RAVDESS

www.kaggle.com/datasets/uwrfkaggler/ravdess-emotional-speech-audio

Description of the Data

The RAVDESS dataset is a speech and audio dataset designed to perform actions like emotion classification and other general NLP tasks.

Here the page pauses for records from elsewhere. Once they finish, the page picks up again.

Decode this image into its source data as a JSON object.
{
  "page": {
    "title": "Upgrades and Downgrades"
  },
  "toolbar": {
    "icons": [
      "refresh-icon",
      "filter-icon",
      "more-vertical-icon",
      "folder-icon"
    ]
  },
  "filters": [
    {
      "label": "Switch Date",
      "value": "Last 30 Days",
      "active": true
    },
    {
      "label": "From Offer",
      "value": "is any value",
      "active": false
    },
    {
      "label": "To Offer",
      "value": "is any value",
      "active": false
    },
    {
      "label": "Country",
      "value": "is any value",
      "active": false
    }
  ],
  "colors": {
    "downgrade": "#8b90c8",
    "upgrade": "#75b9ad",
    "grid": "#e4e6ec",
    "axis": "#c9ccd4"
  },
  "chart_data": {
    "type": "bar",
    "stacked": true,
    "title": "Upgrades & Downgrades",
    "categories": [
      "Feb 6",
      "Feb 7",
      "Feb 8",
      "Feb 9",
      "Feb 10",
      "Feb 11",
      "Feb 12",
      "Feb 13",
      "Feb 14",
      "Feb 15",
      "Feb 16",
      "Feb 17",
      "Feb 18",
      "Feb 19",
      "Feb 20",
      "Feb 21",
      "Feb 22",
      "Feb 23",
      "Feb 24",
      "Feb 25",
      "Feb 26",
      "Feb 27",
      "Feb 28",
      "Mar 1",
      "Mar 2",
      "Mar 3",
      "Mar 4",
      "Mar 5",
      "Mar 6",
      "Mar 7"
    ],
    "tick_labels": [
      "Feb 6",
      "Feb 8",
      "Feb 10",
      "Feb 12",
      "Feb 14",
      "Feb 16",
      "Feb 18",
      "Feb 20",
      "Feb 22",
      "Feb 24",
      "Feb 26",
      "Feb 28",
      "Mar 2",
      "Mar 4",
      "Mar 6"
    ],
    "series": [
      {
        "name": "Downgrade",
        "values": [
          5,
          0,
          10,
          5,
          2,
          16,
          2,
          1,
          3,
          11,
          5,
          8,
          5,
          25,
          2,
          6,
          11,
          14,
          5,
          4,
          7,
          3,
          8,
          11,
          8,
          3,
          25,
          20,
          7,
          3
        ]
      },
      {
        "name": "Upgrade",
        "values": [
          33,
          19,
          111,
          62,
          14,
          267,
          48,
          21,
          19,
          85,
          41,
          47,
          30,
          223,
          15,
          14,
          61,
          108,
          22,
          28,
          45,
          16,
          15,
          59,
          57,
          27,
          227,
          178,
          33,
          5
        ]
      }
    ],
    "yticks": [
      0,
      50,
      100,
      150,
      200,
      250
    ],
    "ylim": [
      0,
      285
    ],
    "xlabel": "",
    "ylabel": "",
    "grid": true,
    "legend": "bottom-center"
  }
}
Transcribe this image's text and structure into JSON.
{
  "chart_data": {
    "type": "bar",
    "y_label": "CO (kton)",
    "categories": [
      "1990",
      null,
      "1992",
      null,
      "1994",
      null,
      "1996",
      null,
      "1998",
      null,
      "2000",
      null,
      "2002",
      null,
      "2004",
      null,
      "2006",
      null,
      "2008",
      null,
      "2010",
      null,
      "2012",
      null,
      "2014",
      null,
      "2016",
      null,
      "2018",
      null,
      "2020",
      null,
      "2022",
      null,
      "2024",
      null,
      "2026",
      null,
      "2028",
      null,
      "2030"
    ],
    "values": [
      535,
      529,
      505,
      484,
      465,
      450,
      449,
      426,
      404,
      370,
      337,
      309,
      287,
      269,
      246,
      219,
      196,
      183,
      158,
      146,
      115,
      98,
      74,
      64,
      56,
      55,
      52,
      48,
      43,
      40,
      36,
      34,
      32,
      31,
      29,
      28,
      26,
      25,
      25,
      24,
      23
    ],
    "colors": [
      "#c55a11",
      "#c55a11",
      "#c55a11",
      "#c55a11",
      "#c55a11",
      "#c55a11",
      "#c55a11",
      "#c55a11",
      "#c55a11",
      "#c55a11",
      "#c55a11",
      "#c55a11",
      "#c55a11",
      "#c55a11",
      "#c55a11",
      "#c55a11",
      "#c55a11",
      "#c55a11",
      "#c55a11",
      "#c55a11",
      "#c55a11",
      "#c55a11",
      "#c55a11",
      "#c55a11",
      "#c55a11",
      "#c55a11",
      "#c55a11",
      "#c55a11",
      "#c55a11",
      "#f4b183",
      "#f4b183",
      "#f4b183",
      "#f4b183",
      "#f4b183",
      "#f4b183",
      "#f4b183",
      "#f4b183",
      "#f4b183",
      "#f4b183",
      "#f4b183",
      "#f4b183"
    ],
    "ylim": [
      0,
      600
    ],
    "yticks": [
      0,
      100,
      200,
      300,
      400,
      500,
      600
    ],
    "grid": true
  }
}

The dataset has the following directory structure:

ravdess_data/
├── Actor_01/
│   ├── 03-01-01-01-01-01-01.wav  (neutral)
│   ├── 03-01-02-01-01-01-01.wav  (calm)
│   ├── 03-01-03-01-01-01-01.wav  (happy)
│   ├── 03-01-04-01-01-01-01.wav  (sad)
│   ├── 03-01-05-01-01-01-01.wav  (angry)
│   ├── 03-01-06-01-01-01-01.wav  (fearful)
│   ├── 03-01-07-01-01-01-01.wav  (disgust)
│   ├── 03-01-08-01-01-01-01.wav  (surprised)
│   ├── 03-01-01-02-01-01-01.wav  (neutral, strong intensity)
│   └── ... (more files with different statements/repetitions)
├── Actor_02/
│   ├── 03-01-01-01-01-02-01.wav  (neutral)
│   ├── 03-01-03-01-01-02-01.wav  (happy)
│   └── ... (similar pattern for all emotions)
├── Actor_03/
│   └── ... (continues for all 24 actors)
└── ...

File naming convention: modality-vocal_channel-emotion-intensity-statement-repetition-actor.wav

Modality: 03 = audio+video (we’ll use these)
Vocal channel: 01 = speech, 02 = song
Emotion: 01=neutral, 02=calm, 03=happy, 04=sad, 05=angry, 06=fearful, 07=disgust, 08=surprised
Intensity: 01 = normal, 02 = strong
Statement: 01 = "Kids are talking by the door", 02 = "Dogs are sitting by the door"
Repetition: 01 = first repetition, 02 = second repetition
Actor: 01-24 = actor ID

Transformations to the original data source

Dataset on Anvil is how it comes from Kaggle.